Ich hoffe, dass ich euch einen guten Einblick verschaffen kann.
Ich weiß noch, wie viele Fragen und Zweifel ich zu Beginn hatte. Viele davon habe ich mich kaum getraut zu stellen.
Meine Unsicherheit war grenzenlos und wurde immer stärker, je mehr ich gegoogelt und nach Antworten gesucht habe.
Ich möchte hier vermitteln, was es bedeutet, einen Assistenzhund zu haben – mit allen Konsequenzen, allen Vor- und Nachteilen.
Ich möchte aufklären, wie wichtig Verständnis und Unterstützung für Betroffene sind.
Lotta und ich erzählen euch von den Stolpersteinen und Herausforderungen, die sich aufgetan haben und die wir tagtäglich überwinden. Wir erzählen auch von den Dingen, die wir besser mal vorher gewusst hätten, damit uns eine Menge Ärger und Leid erspart geblieben wäre.

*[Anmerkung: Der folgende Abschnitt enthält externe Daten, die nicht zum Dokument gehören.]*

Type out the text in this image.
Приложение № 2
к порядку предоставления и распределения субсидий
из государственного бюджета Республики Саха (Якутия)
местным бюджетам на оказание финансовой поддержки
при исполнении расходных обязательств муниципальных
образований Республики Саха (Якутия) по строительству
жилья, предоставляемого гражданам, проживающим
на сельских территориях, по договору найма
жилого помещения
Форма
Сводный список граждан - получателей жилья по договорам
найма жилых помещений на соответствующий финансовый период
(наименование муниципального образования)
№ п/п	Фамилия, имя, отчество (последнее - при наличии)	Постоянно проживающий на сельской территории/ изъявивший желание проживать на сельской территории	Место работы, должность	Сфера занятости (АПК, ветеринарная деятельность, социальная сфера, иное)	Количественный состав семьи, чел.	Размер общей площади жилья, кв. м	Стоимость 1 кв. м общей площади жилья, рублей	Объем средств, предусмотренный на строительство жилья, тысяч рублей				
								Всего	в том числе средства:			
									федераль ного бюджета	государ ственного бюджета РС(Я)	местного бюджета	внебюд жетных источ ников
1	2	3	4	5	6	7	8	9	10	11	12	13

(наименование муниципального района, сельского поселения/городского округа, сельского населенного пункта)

Eine besondere Stellung in diesem Buch hat der Hund, dieses treue Wesen, das in der Lage ist, so viel für den Menschen zu tun und zu verändern.
Mir ist es ein großes Anliegen, hervorzuheben, dass der Hund kein Roboter ist, kein Mittel zum Zweck, kein Dienstleister, der 24/7 wie einprogrammiert funktioniert und ansonsten ausgetauscht wird. Der Hund ist weder Rollstuhl noch Krücke. Er ist ein fühlendes Wesen, das an der Seite seines Menschen im Stande ist, Wunder zu vollbringen.
Mit diesem Buch möchte ich für Interessierte und Betroffene etwas mehr Klarheit und Verständnis in Assistenzhund-Mythen bringen, wobei die Betroffenen mir aus persönlichen Gründen besonders am Herzen liegen, müssen sie doch viel zu oft für Verständnis und Hilfe kämpfen und diese suchen wie den Heiligen Gral.
In diesem Sinne wünsche ich euch viel Freude beim Lesen und hoffe, dass ihr nicht nur Antworten auf offene Fragen, sondern auch Mut, Kraft und Hoffnung im Buch findet.